With these questions, at once anonymous and deeply personal, Williams prepares us for what's ahead: absurdist vignettes that linger in the bewildering ellipses between life, death and marriage. In a story called "The Great Passion and Its Context," one of Williams' narrators stands on public transportation with an injured foot, anxiously echoing Markun: "What's still to come? — a warm flat landscape? — a shallow swimming pool? — the complete ruin of her health? — her absolute devotion to anyone?" The only answer comes in the form of children singing a duet three rows ahead of her: "They offer their share of resistance to you name it! — in a remote and difficult key, and in poor taste artistically."

If you can hold onto some vestige of poignancy in the face of that ironic exclamation mark and deflating final clause, you've found your new favorite writer. Williams has been plumbing this territory for decades — she's published eight books before this one — and her confidence with language is frankly unnerving. She makes it jump through hoops, and a reader had better be willing to follow. Using repetition, juxtaposition, cliche and non sequitur, Williams defamiliarizes the lives and contexts of her very ordinary characters (who occasionally include "Diane" and her mother, "Mrs. Williams"). Stories, paragraphs and even sentences start out normal and then seem to float off the page In the opener, "Beauty, Love, and Vanity Itself," the narrator gives a pithy snapshot of this off-kilter sensibility: "I never thought a big cloud hanging in the air would be crooked, but it was up there — gray and deranged."

Despite this experimentalism (a word Williams herself professes to despise), there is an almost old-fashioned feeling to the vignettes in "Fine." Perhaps this is because the work they call to mind most vividly is that of the early-20th-century avant-garde, particularly Soviet fabulist Daniil Kharms and Swiss miniaturist Robert Walser. There's even a hint of Eugene Ionesco in Williams' banal drawing-room predicaments: a husband invites his wife's ex-lover to dinner, sisters squabble over their mother's possessions, cocktail party attendees yammer at each other endlessly, saying nothing.

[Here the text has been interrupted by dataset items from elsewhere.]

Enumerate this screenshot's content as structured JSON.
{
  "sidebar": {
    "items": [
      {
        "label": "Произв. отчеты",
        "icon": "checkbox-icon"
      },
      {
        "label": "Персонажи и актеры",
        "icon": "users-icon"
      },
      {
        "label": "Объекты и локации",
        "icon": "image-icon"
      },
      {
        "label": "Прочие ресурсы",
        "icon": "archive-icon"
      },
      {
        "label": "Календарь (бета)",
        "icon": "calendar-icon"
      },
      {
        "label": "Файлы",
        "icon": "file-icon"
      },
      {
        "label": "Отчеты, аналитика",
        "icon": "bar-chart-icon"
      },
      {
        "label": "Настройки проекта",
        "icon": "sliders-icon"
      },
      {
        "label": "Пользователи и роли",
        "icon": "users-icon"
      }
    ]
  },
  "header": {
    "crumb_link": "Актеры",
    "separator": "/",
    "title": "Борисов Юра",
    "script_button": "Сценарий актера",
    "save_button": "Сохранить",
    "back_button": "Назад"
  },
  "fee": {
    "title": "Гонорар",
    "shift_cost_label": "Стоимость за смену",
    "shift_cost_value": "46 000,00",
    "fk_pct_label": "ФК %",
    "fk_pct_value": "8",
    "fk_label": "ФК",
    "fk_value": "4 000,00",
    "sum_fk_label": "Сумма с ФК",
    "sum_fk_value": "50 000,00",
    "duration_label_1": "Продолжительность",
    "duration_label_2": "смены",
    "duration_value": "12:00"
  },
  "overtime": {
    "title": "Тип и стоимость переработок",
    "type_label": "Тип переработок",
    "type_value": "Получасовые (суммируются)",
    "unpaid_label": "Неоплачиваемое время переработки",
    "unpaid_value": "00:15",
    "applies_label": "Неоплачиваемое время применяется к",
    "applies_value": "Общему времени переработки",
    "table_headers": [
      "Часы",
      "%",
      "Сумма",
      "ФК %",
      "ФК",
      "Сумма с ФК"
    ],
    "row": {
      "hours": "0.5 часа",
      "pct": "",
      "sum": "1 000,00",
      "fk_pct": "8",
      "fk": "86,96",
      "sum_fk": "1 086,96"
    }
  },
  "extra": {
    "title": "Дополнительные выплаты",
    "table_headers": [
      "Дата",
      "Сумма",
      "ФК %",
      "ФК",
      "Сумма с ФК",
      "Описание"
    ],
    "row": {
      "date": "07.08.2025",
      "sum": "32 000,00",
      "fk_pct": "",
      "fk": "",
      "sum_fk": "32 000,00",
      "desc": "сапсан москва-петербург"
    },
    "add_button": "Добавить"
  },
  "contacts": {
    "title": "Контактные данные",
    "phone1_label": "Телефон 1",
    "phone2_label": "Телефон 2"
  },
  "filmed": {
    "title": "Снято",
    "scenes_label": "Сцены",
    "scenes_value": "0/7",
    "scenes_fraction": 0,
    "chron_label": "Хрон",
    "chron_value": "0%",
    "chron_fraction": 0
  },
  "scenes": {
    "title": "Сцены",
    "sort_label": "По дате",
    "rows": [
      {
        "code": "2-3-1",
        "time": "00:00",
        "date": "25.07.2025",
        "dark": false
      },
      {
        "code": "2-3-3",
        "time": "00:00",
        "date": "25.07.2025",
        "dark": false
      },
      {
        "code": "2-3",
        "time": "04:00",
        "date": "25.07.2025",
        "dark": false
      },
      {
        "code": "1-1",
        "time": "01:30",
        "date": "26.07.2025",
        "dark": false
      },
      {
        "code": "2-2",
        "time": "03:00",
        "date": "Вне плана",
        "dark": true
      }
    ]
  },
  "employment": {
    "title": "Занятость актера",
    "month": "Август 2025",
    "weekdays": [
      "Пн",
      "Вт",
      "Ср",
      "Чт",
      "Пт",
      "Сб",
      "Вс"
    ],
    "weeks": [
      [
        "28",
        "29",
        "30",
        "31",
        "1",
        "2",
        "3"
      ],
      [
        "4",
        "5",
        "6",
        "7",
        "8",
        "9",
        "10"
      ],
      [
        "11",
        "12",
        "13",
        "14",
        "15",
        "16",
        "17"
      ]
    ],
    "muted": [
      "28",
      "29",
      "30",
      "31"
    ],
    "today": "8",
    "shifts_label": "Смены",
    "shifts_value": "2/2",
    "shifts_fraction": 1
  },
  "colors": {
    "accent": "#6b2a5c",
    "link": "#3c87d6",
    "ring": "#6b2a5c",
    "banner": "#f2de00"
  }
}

Moreover, Williams' love of objects lends her miniature worlds a certain plushness. In 2014, Williams told an interviewer for The White Review, "Objects can save us. I might need a certain trinket, for instance, and it may save me for a day, a month." The domestic interiors of "Fine" are cluttered with these little life-savers: gray pottery heads, bracelets of lumpy blue glass, dimpled copper bowls, a glass carafe with a "hand-cut, diamond-and-fan design." Williams is particularly fond of objects that hint at a submerged subjectivity — a "Polish woman statuette," a "round-bodied jar" with "flat shoulders" — or take on animal shapes, like an old Grandville illustration — a "fish dish," "wing chairs." There are several loving descriptions of china, including one particularly romantic set of which she writes: "The gilding was very good — the glaze finely crazed."

Note, in that last sentence, how Williams takes advantage of our sloppiest reading habits — skimming past description, nodding along after the em-dash — to slip in a small but perfect anthropomorphism. We want to read "the glaze finely cracked," itself a rich phrase evoking the fragility and strength of a beautiful surface. But, by letting the final word drift toward its rhyme, Williams unmoors us from reason.

There are many such double-takes in Williams' prose, but each story contains moments of hilariously overstated clarity as well. In the delightful "Living Deluxe," the narrator announces, "My visitor was nagging at me, which was hurtful to the pride I intend to take along with me into my future." In "Clarinda," a dry observation of a later-life courtship and marriage: "One aspect of the whole situation is that it would soon seem to be normal." Another story about marriage, the excellent "There Is Always a Hesitation Before Turning In a Finished Job," captures the ultimate suburban predicament — settling — in perfectly banal language: "So how much more describing is necessary to assess if we're done expecting something even more fortunate to turn up?" Williams' stories aren't made to answer such questions; they can't predict the future. But they may, like little objects, save you for a day, or a month.